Шел к княжескому терему, дороги не замечая. А в мыслях ударами сердца имя ее билось: "Ясна. Ясна. Ясна... Жена моя". Почему же ушла она? Почему оставила меня? Почему из памяти моей все, что её касается, стерто, выжжено? 

Как день прошёл,  что делал я, с кем разговаривал, ничего в сознании не отложилось. 

А когда в темноте домой возвращался у избы почти, как молнией ударило: Мира! Она во всем виновата! Она Ясну прогнала! Голову руками сжал и все на свои места встало. Понял. Не вспомнил, нет, но понял. 

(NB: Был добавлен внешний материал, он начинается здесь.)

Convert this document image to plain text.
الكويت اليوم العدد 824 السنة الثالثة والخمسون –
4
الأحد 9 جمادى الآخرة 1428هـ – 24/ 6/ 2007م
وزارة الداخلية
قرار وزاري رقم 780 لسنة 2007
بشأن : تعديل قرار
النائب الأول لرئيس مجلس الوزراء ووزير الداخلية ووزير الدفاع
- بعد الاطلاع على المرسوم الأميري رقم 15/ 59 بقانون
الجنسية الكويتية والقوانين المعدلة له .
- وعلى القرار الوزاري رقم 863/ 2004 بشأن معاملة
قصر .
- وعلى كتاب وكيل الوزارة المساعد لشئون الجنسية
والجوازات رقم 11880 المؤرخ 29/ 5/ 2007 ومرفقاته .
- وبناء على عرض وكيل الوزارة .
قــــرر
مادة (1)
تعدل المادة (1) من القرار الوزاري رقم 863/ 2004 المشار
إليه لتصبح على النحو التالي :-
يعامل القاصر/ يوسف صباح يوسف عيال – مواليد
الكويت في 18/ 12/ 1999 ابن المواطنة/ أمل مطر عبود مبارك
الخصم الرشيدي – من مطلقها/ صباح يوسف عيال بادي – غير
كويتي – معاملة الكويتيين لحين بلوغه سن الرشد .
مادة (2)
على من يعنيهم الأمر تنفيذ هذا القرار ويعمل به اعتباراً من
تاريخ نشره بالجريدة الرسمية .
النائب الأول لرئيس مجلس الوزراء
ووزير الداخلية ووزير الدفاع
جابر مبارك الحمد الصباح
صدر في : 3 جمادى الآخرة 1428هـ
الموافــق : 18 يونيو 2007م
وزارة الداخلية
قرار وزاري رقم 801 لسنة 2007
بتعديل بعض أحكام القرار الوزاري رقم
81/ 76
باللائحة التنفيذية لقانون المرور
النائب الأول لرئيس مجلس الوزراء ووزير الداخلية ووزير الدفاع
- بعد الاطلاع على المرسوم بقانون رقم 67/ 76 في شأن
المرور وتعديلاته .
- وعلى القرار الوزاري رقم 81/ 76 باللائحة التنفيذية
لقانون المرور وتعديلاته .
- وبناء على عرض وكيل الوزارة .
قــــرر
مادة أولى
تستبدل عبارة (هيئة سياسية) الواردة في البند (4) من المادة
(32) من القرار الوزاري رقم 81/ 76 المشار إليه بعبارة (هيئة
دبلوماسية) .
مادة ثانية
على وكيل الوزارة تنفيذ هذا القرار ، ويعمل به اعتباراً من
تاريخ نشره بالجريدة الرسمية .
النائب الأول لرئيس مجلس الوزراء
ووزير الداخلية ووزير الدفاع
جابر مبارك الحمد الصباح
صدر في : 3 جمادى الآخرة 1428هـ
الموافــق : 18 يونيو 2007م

В избу вошёл,  мать стол накрывает. 

- Мать, Весняна где?

Обрадовалась мать, заулыбалась  - сын, наконец, девицей интересуется. Если бы знала она...

- В бане она!

Ничего не объясняя, в баню зашагал. Двери распахнул - стоит в предбаннике в рубахе одной, волосы распущены, улыбается:

- Я ждала тебя, Богдан...

- Ну, здравствуй...      Мира...

23. Решение

Неужто ошибся? Смотрит, будто не понимает, о чем я. Вид такой жалостливый, что помимо воли моей, рука по голове погладить тянется. 

- Весняна я, забыл что ли?

Только взгляд мой вдруг с лица ее прекрасного  в сторону скользнул. И увидел я на лавке за спиной ее свечение  легкое. Проследив за взглядом моим, Весняна попыталась закрыть собой предмет этот, но, взяв за плечи, отодвинул я ее в сторону. Что это? На лавке переливался сине-зелёным цветом шар прозрачный, в глубине которого вспыхивали и тут же гасли красные искры. 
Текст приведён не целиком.